How does the OS know what a millisecond is without a clock?
…philosophically? Or technologically?

I’m not a philosopher; but on a technical basis, lots of OS work just fine on embedded systems that don’t provide a real-time time-of-day clock and only have time-since-booted to work on - but I don’t believe either are strictly necessary for a preemptive OS to work just fine provided the CPU itself supports millisecond-scale interrupts for the thread scheduler to work. But that made me wonder if it matters at all that a process’ time quanta have a wall-clock-based unit of quanta (e.g. people say Windows uses a 16ms quanta for foreground processes and something else (possibly variable?) for background processes.
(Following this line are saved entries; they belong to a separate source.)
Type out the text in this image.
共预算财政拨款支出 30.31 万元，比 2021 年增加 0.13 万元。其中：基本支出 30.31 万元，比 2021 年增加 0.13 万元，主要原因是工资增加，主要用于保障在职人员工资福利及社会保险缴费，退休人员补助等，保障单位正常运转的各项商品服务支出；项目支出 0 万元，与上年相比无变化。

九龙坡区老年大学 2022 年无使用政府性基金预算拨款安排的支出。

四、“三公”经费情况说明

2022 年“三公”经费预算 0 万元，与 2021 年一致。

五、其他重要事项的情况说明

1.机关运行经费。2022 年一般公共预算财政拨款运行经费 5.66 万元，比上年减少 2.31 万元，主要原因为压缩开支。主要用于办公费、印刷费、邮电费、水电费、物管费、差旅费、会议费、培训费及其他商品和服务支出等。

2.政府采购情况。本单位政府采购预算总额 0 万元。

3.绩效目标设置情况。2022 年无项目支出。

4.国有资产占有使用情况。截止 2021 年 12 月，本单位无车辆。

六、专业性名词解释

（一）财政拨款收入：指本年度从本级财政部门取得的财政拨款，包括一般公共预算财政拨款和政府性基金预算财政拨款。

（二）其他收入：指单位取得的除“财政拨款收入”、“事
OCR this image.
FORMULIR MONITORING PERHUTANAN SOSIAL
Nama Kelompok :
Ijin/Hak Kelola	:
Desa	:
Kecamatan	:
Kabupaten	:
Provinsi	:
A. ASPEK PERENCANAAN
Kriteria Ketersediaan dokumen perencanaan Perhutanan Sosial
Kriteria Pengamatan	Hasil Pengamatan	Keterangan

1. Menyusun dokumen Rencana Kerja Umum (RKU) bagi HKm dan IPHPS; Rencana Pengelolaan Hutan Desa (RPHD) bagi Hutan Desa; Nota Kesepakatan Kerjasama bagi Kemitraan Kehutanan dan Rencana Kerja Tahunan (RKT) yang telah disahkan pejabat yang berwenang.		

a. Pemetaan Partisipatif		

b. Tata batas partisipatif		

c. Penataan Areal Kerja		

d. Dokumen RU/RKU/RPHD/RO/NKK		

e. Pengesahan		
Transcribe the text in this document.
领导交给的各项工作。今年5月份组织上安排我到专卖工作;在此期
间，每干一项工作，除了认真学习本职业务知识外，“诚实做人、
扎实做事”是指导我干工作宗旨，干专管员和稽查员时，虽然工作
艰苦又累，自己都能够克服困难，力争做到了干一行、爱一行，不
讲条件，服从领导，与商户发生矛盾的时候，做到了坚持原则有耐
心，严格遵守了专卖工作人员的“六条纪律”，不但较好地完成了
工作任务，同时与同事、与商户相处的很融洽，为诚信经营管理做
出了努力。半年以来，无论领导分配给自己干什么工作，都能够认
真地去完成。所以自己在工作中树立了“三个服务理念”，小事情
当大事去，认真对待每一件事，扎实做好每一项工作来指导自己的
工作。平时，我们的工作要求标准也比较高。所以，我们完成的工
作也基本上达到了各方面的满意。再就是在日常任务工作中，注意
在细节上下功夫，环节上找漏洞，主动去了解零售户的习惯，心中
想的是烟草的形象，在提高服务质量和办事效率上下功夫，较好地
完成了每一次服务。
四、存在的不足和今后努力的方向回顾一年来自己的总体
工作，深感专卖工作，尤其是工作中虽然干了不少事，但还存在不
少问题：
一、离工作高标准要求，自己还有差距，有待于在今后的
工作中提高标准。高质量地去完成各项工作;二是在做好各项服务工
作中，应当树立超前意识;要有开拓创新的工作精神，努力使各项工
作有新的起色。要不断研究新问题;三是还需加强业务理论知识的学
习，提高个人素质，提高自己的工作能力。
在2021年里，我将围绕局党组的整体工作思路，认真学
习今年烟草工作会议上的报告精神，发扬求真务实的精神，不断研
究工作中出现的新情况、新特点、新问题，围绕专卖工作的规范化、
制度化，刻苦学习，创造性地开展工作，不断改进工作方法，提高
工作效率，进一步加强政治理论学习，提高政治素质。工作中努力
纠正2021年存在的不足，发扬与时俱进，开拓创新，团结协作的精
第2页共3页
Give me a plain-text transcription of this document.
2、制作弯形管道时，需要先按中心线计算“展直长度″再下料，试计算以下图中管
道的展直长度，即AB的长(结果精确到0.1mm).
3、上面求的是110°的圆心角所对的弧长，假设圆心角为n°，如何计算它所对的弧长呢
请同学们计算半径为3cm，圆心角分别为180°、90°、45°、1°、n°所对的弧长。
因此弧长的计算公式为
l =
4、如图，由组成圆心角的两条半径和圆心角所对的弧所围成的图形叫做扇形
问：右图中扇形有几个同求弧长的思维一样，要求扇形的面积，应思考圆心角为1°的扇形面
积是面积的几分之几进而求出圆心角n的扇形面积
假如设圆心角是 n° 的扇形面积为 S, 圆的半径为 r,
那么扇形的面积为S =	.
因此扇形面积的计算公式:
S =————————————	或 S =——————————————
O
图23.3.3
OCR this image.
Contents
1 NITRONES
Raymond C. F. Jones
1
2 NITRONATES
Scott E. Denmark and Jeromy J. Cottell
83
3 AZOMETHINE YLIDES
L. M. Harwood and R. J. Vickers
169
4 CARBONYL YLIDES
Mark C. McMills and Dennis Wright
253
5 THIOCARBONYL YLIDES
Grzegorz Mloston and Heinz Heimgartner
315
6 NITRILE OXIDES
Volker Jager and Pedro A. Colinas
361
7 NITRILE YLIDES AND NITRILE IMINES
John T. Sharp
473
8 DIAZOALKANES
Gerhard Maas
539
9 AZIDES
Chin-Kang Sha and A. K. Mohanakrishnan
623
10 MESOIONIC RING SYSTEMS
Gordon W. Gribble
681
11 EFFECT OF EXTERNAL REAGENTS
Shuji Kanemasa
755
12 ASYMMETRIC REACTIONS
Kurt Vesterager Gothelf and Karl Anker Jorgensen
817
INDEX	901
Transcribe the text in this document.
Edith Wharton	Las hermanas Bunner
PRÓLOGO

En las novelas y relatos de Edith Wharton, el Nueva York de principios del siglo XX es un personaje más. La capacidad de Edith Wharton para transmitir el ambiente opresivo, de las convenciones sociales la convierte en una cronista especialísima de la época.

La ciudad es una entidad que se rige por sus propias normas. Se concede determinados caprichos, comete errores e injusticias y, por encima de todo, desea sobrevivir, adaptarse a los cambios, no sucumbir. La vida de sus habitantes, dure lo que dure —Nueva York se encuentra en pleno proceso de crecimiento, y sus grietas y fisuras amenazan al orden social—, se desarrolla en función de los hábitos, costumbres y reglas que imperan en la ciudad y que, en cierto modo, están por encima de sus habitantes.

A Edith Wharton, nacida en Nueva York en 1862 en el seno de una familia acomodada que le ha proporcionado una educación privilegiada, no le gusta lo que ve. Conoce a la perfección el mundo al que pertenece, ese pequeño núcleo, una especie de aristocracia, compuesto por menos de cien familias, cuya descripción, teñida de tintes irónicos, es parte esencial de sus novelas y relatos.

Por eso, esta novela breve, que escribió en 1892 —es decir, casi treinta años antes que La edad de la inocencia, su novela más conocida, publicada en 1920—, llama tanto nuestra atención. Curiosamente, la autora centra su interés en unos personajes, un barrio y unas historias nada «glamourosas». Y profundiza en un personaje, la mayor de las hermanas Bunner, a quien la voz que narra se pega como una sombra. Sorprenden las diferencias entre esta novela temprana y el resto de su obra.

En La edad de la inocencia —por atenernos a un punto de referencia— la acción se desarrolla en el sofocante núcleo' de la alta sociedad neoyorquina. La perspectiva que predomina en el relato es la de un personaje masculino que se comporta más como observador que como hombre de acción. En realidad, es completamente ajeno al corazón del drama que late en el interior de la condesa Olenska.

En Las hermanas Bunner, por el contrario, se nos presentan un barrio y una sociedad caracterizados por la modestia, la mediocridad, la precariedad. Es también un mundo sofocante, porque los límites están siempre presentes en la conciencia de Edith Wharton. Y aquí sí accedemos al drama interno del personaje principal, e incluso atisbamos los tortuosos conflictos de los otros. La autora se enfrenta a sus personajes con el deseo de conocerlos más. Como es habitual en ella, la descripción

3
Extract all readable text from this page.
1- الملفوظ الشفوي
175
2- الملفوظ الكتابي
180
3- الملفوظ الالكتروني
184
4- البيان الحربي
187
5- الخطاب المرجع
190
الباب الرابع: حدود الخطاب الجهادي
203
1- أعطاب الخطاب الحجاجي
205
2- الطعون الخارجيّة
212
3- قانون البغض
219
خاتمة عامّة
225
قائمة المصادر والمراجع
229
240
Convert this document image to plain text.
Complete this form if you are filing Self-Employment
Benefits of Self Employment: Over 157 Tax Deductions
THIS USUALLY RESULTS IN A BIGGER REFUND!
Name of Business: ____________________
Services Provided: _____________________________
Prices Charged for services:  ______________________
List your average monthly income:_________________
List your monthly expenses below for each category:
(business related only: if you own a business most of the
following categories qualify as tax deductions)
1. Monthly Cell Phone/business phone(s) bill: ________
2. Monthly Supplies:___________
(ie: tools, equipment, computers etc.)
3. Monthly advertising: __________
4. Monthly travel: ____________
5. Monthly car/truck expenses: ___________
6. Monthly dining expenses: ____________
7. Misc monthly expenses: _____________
I imagine a scheduler could use a simple cpu clock cycle counter instead. Even though clock cycles themselves are also variable. And if it’s variable then it cannot be used as a clock.

…so who needs a clock? Turns out you don’t need one. I suppose that means we should just live in the present. Take each day… hour… second as it comes.

…or something. I dunno. As I said, I’m not a philosopher.

You seem to be confusing the ability to measure time passing with the knowledge of what absolute time it is.

Electronics these days measure time passing by counting oscillations of e.g. a quartz crystal. They know e.g. 16000000 oscillations is 1 second +- 0.001%. They don't know when 4pm is.